A calming influence after Tiananmen
June 3, 1999
Known as "Boss Zhu" to colleagues for his frank talk and results-oriented manner, Prime Minister Zhu Rongji is widely respected as a pragmatic leader who kept China's overheating economy under control in the mid-1990s.
Forced to spend years working on farms after criticizing party economic policy under Mao Tse-tung in 1956, Zhu slowly rehabilitated his career when new Communist leader Deng Xiaoping came to power in the late 1970s.
He gained national attention in 1988 when he was named mayor of Shanghai, where he developed a reputation for efficiency by reducing bureaucracy and routing out corruption.
Zhu distinguished himself from other Chinese Communist leaders during the 1989 government crackdown on pro-democracy demonstrators in Beijing.
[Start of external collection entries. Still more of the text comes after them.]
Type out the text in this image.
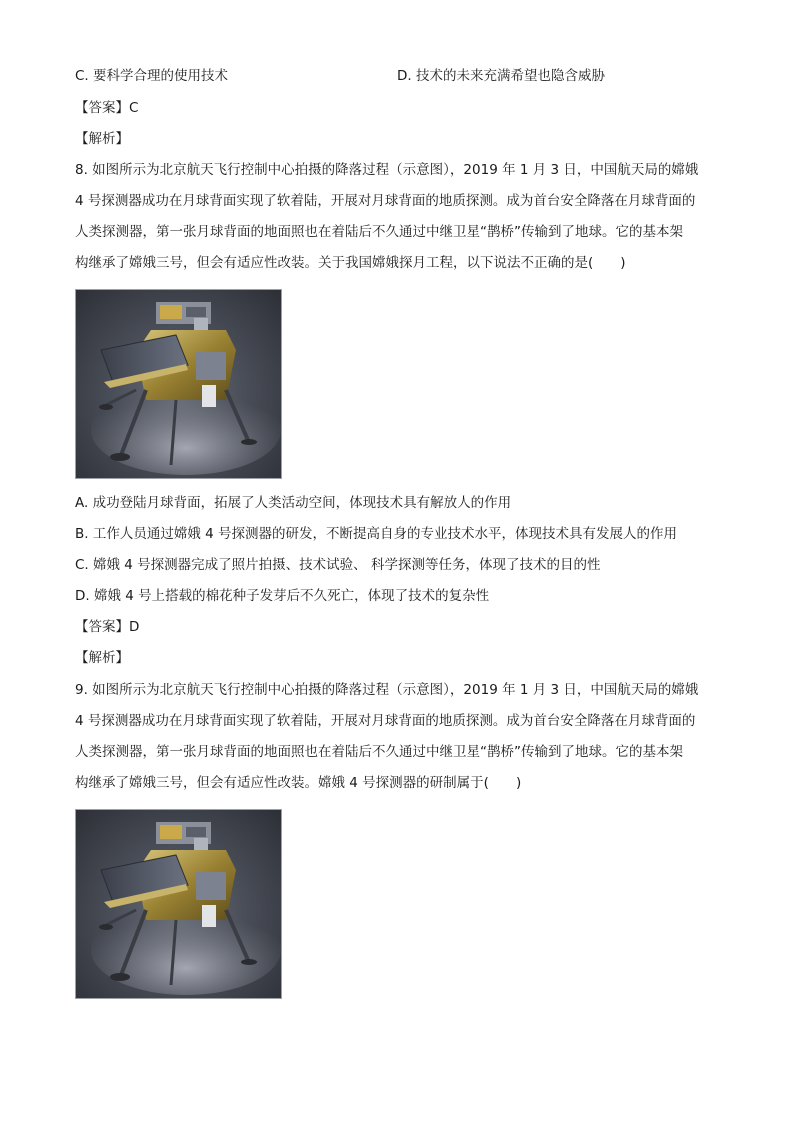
C. 要科学合理的使用技术	D. 技术的未来充满希望也隐含威胁
【答案】C
【解析】
8. 如图所示为北京航天飞行控制中心拍摄的降落过程（示意图），2019 年 1 月 3 日，中国航天局的嫦娥
4 号探测器成功在月球背面实现了软着陆，开展对月球背面的地质探测。成为首台安全降落在月球背面的
人类探测器，第一张月球背面的地面照也在着陆后不久通过中继卫星“鹊桥”传输到了地球。它的基本架
构继承了嫦娥三号，但会有适应性改装。关于我国嫦娥探月工程，以下说法不正确的是(　　)
A. 成功登陆月球背面，拓展了人类活动空间，体现技术具有解放人的作用
B. 工作人员通过嫦娥 4 号探测器的研发，不断提高自身的专业技术水平，体现技术具有发展人的作用
C. 嫦娥 4 号探测器完成了照片拍摄、技术试验、 科学探测等任务，体现了技术的目的性
D. 嫦娥 4 号上搭载的棉花种子发芽后不久死亡，体现了技术的复杂性
【答案】D
【解析】
9. 如图所示为北京航天飞行控制中心拍摄的降落过程（示意图），2019 年 1 月 3 日，中国航天局的嫦娥
4 号探测器成功在月球背面实现了软着陆，开展对月球背面的地质探测。成为首台安全降落在月球背面的
人类探测器，第一张月球背面的地面照也在着陆后不久通过中继卫星“鹊桥”传输到了地球。它的基本架
构继承了嫦娥三号，但会有适应性改装。嫦娥 4 号探测器的研制属于(　　)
After the army crushed the protests in Tiananmen Square, outraged students and workers in Shanghai threatened to launch a general strike.
Zhu appeared on television to calm the rising tensions, surprising many by not branding the demonstrations a "counterrevolutionary rebellion" that was necessary to squash.
"The event that occurred recently in Beijing is a historical fact," Zhu said. "Historical facts cannot be covered up by anybody. The truth will always come out."
Hard-line Communists were angered by Zhu's statements, but the words soothed the angry protesters in Shanghai, who dispersed without violence.
Zhu was made deputy premier by Deng in 1991 and then named Chinese prime minister in March 1998 under President Jiang Zemin.